Magic and Memories – The Forgotten Islands

By Alexis Fosler. Photos by Kerry Lorimer and Hayley Baillie.

The magic of the Indonesian archipelago has whispered to me since I was a little girl, the call to explore her 17,000 islands sometimes a murmur, at other times a siren song. I can’t quite recall when I first heard mention of the Forgotten Islands, but I know I was instantly smitten, drunk with longing for these lost and lonely isles.

I had almost forgotten the islands myself, when a serendipitous email from Jos reminded me to inquire as to the availability of a cabin on these much sought-after voyages. Finally, I am here, skimming across a wine dark sea. Lightening flickers on the horizon, and the black foresail crackles and snaps in a stiff night breeze. I remember that my happiest moments are aboard the Seven Seas – she is a seductress, a sorceress, a magic and moments and memories maker.

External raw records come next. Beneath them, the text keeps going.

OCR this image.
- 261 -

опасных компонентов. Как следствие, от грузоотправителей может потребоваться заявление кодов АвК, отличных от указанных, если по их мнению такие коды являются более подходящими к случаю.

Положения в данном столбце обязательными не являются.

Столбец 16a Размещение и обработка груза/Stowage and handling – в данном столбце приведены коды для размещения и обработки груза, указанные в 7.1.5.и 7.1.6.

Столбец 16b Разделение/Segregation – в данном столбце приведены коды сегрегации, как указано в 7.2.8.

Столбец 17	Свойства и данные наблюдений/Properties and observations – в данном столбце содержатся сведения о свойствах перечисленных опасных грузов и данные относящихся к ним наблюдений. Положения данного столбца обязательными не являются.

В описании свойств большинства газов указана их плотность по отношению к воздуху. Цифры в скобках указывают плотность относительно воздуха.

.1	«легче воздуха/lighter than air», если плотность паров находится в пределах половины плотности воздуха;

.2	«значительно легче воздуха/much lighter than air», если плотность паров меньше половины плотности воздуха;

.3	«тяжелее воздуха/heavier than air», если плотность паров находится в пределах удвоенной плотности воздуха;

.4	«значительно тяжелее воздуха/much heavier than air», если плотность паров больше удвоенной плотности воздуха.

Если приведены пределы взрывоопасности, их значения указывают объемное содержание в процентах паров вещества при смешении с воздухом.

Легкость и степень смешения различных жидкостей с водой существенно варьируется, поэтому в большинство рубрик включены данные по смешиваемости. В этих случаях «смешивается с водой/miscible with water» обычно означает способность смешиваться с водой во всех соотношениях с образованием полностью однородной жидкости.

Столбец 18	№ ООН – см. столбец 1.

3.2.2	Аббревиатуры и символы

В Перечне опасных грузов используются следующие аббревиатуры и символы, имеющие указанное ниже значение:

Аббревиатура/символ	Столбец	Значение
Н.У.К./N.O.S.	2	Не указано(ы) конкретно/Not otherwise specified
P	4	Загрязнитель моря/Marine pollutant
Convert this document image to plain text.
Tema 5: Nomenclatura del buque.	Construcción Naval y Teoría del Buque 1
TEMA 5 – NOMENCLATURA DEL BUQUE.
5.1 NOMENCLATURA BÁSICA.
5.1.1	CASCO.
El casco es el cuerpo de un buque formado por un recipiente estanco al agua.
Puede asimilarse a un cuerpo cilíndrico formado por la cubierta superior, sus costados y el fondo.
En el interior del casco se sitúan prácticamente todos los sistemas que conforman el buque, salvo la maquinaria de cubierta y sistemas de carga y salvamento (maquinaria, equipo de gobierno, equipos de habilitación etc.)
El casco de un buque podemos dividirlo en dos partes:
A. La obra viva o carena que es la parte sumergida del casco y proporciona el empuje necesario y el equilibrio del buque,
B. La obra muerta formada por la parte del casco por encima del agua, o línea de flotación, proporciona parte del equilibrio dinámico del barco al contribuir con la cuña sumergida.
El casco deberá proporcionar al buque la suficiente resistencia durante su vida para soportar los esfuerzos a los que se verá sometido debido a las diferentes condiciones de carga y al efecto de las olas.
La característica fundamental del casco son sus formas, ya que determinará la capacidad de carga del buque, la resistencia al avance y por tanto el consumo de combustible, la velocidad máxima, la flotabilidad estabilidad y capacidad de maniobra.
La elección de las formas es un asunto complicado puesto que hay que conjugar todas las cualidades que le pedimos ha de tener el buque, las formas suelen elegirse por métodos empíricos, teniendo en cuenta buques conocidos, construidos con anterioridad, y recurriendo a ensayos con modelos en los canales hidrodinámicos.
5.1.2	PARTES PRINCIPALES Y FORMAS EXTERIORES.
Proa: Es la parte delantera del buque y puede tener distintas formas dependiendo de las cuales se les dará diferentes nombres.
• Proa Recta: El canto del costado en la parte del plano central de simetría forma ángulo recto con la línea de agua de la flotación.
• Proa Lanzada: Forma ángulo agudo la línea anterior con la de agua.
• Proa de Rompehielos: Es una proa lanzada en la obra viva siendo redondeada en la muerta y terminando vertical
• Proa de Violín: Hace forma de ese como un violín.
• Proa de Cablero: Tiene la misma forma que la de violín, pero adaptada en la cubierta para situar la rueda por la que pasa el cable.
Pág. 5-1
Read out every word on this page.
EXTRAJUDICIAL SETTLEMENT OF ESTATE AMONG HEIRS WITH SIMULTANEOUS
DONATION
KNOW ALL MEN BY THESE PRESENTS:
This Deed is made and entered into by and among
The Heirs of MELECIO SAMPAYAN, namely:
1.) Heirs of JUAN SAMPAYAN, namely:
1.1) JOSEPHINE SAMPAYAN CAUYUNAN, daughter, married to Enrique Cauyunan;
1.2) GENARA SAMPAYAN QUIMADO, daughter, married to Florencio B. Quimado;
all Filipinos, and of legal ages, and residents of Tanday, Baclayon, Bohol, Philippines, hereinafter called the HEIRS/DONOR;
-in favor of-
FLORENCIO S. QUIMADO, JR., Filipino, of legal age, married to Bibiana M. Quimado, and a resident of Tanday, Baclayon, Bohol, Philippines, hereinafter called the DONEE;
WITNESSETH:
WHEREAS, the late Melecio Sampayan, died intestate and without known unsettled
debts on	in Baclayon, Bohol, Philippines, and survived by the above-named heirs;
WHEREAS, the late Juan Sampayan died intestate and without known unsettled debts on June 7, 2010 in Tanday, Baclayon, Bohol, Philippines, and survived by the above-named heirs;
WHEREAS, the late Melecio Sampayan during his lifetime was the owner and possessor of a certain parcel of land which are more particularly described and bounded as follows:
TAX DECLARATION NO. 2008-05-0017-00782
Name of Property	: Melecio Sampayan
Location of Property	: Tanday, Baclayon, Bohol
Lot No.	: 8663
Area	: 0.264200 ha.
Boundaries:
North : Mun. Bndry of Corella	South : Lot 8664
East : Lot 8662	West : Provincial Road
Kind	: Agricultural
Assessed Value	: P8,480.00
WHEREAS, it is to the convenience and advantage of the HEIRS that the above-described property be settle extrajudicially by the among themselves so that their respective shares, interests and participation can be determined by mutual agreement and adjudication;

Welora’s dives offer up a lurk of barracudas. A storm of fish darkening a forgotten sky, a menacing cloud stacked above us. The island of Dai displays an underwater landscape of the most diverse corals we have ever seen. Autumnal shades of russets, reds, oranges, golds and vibrating, vivid yellows, lie below a drizzle of autumn leaves as butterfly fish and antheas become a blossom rain of petals over the ocean floor. In a stronger current, a coil of jacks turns tightly above us, agitated at the arrival of a squad of unicorn fish. These are the unofficial policemen of the underwater world, their truncheons borne proudly before them, anxiously policing the reef edge as a a fury of sergeant majors dashes by, a prison break of convicts making a mad escape. We are distracted by a veritable flock of parrot fish, a school the size of which none of us have ever seen, preening and pirouetting against the reef. We surface, our grins as wide as the ocean.

Kelapa and Semata bring rain and drizzle and a darker kind of magic, mating GTs, black and silver pairs upon pairs, darting against the dark blue sea in perfect finchronicity. An enormous sail of batfish briefly blocks out the sun. Sailing that night for Teun, we experience a 360-degree sunset, the horizon that encircles our vessel tinted with hues of rose, gold, Tiffany blue and lemon yellow. Later, we dance on deck, whirling dervishes under a dragon blood red sky.

Teun alerts us to her sulphurous presence upon arrival. The tip of the cone of a tiny volcano, the villagers here are hungry and barely hanging on and we deliver rice and biscuits. We dive that morning with a lone hammerhead and then head into the village to find men working on dugout canoes and distilling arak. The villagers have made homemade ukuleles that we strum, and Johnny, who is apparently the quality tester of all that booze, serenades us with “My Bonnie”. We all join in, singing like madmen under the noonday sun.

Magic lurks in Teun. Diving later that day an underwater boom reverberates through the sea as the volcano stirs, and a canopy of tiny blue fish erupts overhead like fireworks. The sea here is deep and dark and daunting.

Serua brings more hammerheads and a perched village, rising steeply on a precipitous mountainside. We are the first visitors here for a long, long time, and as we leave, the island’s caretaker bids us farewell, watching us for what seems like an age before he pops on his homemade wooden goggles and dives where he says the hammerheads cruise the deep blue ledge.

Banda serves up fish, fabled forts, nutmeg plantations and swimming with dolphins. There are Mandarin fish at the pier, and achingly beautiful rosettes of coral under the lava flow of Gunung Api. That afternoon, we are suspended in time as Kora Kora, the ancient long canoes, accompany us out of the harbor, oars slapping a sun dappled sea, drums reverberating behind us as we set sail for Raja Ampat.

Raja Ampat is an aquarium after the darker and unfathomable mysteries of the Forgotten Islands. Iridescent blue dash fusiliers dash past my mask, the tail of a trigger fish brushes my lips, and I almost steal a kiss with a leathery batfish. The moon is becoming heavier and heavier, until it rises so engorged and fat and golden on the horizon that we can see the man in the moon beaming upon us. There is a magic here. On the Seven Seas, it would seem, there is magic everywhere.